# Simple question needs answer

1. Apr 9, 2006

### ACLerok

Is there a way to find the electron concentration of an object (N/V; number of free electrons per unit volume) given only that it's mass density is 7.0 * 10^17 kg/m^3? Thanks.

2. Apr 9, 2006

### nrqed

The short answer is: no.

You need to know what it is made of!

3. Apr 9, 2006

### Astronuc

Staff Emeritus
That is extremely dense material - as in a neutron star.

One would have to know the nuclear reactions taking place in order to determine the equilibrium concentration for free electrons, which would ostensibly come from the decay of free neutrons.

Pulsars have free electrons - http://hyperphysics.phy-astr.gsu.edu/Hbase/astro/pulsar.html#c4

http://cassfos02.ucsd.edu/public/tutorial/SN.html [Broken] - search for "free electrons" on the page

http://www.astro.soton.ac.uk/~bexmgr/xrpulsar.html [Broken]

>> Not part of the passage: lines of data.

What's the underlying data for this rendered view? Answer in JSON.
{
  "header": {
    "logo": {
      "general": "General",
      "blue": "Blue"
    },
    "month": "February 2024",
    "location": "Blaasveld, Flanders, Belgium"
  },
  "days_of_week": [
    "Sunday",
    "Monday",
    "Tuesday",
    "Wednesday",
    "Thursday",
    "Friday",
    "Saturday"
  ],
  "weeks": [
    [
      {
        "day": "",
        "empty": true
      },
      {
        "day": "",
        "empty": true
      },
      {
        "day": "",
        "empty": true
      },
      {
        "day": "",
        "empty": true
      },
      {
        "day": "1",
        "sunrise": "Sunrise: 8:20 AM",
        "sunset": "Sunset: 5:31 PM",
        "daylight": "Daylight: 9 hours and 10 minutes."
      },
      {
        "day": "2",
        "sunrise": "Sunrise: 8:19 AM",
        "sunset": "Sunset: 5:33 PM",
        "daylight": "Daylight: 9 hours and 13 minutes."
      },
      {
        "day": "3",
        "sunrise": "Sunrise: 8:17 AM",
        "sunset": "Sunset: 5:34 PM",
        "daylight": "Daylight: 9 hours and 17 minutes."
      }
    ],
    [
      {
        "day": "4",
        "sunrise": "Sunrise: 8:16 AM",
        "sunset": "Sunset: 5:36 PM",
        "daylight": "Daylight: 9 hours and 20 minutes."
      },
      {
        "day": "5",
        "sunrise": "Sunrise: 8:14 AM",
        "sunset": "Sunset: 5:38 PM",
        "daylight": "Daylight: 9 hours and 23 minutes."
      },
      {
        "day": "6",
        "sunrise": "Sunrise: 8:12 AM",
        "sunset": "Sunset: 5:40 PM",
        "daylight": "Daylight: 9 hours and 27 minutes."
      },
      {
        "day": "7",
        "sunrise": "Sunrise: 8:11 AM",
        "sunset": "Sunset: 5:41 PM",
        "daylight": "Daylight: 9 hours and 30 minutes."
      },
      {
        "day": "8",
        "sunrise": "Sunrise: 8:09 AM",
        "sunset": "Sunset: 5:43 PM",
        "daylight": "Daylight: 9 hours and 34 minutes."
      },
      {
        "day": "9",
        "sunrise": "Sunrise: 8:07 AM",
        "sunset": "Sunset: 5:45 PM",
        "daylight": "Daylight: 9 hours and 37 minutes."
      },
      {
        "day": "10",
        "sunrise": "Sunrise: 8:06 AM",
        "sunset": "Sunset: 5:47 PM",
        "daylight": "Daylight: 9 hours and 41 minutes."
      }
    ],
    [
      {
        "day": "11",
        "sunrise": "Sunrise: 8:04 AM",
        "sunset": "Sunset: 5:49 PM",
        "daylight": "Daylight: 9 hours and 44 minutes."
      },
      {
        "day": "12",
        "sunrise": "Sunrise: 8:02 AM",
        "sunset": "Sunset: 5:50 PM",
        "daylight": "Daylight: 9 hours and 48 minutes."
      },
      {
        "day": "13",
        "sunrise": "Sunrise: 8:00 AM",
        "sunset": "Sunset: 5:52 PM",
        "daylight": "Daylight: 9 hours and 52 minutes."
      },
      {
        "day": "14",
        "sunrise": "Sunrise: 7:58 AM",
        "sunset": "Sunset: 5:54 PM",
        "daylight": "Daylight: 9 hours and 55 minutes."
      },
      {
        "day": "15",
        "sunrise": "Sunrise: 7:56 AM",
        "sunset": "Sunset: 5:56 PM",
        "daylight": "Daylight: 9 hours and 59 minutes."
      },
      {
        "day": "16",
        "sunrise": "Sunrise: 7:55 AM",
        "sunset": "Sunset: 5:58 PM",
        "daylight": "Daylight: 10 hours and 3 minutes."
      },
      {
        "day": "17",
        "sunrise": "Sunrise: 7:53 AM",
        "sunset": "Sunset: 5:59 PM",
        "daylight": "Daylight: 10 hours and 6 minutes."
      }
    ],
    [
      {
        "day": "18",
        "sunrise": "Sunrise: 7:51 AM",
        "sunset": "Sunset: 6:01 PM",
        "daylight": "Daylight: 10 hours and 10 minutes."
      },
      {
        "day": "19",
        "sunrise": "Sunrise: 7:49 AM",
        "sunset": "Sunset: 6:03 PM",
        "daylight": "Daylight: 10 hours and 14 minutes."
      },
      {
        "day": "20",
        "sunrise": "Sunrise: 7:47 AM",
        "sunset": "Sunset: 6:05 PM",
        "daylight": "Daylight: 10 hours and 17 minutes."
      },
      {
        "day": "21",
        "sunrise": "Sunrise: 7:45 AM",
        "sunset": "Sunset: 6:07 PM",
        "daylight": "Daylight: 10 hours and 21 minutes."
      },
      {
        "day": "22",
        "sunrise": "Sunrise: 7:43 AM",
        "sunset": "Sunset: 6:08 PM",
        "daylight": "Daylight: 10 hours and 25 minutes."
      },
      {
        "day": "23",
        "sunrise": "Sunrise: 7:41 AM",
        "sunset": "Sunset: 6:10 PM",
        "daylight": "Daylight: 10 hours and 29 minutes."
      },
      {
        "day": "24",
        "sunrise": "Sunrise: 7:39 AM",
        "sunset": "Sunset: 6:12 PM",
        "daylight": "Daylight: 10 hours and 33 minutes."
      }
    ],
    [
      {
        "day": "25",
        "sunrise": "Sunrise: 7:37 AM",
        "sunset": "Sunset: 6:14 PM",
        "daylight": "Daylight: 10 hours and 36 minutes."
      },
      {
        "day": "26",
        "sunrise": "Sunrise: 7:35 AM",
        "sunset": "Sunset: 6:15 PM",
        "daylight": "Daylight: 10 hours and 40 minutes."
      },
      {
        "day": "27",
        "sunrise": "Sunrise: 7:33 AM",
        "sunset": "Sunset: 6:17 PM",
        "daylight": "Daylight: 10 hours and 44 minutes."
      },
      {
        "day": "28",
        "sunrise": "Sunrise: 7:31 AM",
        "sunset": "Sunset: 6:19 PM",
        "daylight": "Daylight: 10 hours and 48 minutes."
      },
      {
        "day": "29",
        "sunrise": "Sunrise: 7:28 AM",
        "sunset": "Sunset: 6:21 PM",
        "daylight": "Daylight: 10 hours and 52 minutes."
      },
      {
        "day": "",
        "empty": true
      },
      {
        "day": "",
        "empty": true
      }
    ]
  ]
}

Last edited by a moderator: May 2, 2017
4. Apr 9, 2006

### nrqed

Good point.. I had not paid attention to the exponent of the density when I read the question. I thought it was ordinary matter. Thanks for pointing this out.

5. Apr 10, 2006

### ACLerok

Ohh, I forgot to mention that the object is indeed a neutron star. Would u just multiply that number above by the mass of a single neutron? I am stuck.. :/

6. Apr 11, 2006

### nrqed

Wait a minute!
Are you asking for the concentration of *neutrons* or of *electrons*?? If it is a question about neutrons, then it is extremely simple. If it is a question about electrons, then it is quite advanced and Astronuc gave some hints in that direction. It makes a huge difference...It goes from a high scholl level question to a physics undergrad (or higher) level question!